Estimativa da presidente diverge de números divulgados em setembro pela ANP, que apontavam para arrecadação de R$ 900 bilhões em trinta anos

Por Da Redação - 4 out 2013, 17h52

A presidente Dilma Rousseff confirmou que o leilão do campo de Libra, do pré-sal, será realizado em 21 de outubro.

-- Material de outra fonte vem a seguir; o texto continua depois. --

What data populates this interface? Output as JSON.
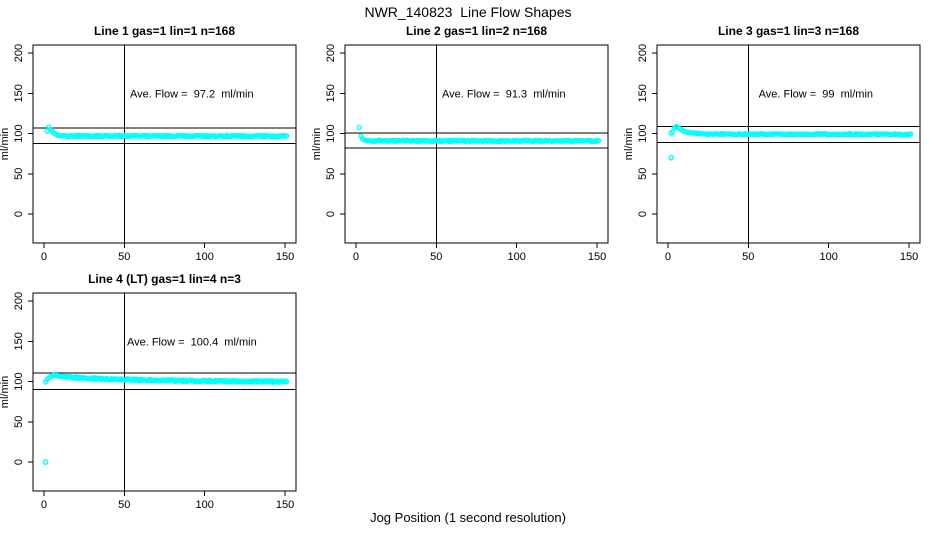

Ela citou o tema ao falar da importância dos royalties para a educação. “Esses recursos são nosso passaporte para o futuro”, disse, em referência ao rendimento da licitação. “Nosso país só será um grande país se conseguirmos mudar a qualidade da educação”, disse.

Segundo ela, somente o campo de Libra poderá gerar entre 300 bilhões e 700 bilhões de reais em 35 anos. Uma lei que foi aprovada recentemente destina 75% dos royalties do petróleo e 50% do Fundo Social do Pré-Sal para a educação. “Os recursos vão variar dependendo do resultado do leilão, mas o valor é entre 300 bilhões e 700 bilhões de reais arrecadados em 35 anos. Só nesse campo”, afirmou a presidente. “Tem gente que fala em melhorar salário (de professores) e não diz de onde vai tirar dinheiro. Nós sabemos de onde sai dinheiro, é carimbado”, disse.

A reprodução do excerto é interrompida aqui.